The ramifications of the lawsuit could prove significant when it comes to other related cases, including Khalil’s deportation proceedings. Tablet’s senior policy analyst believes that this lawsuit can help shutter the idea that cases like Khalil’s are merely to do with “free speech,”—because if Khalil was indeed working beneath the orders of Hamas, then he was working beneath a listed terror organization, which is illegal:
Hamas is listed by the Treasury Department as a terror organization. You might think that they don’t deserve to be listed as a terror organization or you might see them as persecuted freedom fighters, but you have to take that up with the Treasury Department.
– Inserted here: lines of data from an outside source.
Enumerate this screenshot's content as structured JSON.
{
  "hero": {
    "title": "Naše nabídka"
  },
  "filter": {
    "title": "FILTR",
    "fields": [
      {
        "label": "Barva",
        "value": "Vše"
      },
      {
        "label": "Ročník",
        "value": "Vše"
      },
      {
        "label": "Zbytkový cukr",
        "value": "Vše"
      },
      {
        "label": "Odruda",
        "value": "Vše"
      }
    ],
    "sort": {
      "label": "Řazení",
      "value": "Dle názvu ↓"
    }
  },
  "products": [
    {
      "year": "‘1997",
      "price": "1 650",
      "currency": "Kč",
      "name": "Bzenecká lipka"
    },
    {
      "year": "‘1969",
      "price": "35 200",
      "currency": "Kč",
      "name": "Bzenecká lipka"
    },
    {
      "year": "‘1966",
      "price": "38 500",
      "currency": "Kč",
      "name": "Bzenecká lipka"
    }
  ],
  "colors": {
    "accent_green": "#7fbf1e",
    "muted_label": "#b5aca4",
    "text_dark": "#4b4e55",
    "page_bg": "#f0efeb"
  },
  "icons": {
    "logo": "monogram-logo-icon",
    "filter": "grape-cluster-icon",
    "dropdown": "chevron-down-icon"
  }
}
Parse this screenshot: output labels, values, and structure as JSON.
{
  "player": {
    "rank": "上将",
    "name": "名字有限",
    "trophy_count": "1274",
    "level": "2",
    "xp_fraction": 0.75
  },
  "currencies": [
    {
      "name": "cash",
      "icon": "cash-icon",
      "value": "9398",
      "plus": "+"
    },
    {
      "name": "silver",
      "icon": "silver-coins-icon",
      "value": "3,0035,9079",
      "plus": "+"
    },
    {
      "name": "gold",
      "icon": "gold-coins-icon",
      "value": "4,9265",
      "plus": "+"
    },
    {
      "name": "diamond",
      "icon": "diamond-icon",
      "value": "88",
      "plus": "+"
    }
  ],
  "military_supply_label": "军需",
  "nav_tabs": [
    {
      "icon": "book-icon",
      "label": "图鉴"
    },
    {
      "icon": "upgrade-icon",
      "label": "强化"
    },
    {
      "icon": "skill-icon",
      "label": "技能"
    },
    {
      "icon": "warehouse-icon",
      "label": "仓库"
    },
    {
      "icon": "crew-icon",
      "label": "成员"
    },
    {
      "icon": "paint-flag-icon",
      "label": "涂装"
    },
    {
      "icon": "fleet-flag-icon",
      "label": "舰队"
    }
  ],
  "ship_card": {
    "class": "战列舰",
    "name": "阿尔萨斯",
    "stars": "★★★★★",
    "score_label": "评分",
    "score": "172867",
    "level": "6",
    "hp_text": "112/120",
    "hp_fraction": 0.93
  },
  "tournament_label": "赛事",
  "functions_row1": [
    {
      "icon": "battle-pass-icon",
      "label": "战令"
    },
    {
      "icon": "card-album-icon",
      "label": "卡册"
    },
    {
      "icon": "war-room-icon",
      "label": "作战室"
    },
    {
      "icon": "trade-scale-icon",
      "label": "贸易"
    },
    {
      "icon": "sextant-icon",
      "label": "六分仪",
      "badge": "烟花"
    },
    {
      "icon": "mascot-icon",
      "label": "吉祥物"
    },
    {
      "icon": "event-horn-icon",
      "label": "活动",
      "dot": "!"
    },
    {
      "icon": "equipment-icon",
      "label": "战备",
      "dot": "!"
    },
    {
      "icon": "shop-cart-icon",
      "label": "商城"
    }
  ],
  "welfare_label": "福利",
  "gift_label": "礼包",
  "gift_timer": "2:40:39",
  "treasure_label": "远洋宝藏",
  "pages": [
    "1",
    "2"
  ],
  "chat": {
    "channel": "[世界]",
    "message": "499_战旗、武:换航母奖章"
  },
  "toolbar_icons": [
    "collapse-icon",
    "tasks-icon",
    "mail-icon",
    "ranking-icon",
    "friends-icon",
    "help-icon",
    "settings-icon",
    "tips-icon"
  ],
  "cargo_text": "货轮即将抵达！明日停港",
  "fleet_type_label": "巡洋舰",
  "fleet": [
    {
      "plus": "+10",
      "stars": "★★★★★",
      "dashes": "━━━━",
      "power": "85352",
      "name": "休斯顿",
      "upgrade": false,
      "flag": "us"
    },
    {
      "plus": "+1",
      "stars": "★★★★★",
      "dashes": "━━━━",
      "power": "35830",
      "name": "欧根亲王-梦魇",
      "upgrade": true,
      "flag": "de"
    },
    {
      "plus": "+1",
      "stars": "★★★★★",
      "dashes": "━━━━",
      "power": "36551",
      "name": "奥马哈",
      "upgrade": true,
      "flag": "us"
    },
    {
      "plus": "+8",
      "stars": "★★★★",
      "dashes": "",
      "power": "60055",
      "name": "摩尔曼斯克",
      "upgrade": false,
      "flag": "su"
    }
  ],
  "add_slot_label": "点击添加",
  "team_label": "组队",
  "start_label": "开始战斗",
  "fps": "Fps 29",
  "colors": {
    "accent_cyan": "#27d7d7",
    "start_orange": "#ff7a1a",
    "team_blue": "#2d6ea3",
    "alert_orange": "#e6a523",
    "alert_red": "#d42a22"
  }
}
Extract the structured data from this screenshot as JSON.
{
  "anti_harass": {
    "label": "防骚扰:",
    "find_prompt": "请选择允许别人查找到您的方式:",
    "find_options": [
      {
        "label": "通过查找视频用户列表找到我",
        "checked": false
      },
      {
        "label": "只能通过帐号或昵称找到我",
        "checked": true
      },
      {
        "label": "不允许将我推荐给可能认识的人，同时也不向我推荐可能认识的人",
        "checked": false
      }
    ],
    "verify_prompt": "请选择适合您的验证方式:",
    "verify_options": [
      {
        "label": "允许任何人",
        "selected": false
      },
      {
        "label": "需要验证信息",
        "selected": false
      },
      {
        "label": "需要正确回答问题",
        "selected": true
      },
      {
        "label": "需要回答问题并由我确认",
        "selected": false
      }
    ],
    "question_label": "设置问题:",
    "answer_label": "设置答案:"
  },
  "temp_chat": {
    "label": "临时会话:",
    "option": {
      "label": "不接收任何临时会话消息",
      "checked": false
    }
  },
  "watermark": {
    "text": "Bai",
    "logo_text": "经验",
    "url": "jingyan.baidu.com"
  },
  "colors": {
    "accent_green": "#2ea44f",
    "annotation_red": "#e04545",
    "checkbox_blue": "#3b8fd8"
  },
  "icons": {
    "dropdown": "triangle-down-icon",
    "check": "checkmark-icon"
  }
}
The law is clear: If you advance the messaging of a legally classified terror organization, then you are in violation of the law. If this lawsuit proves that Khalil indeed was aware of the events of Oct. 7 before they happened and that he knowingly advanced the messaging of Hamas, then he violated the law, and the administration’s deportation case against him just got a lot easier to make.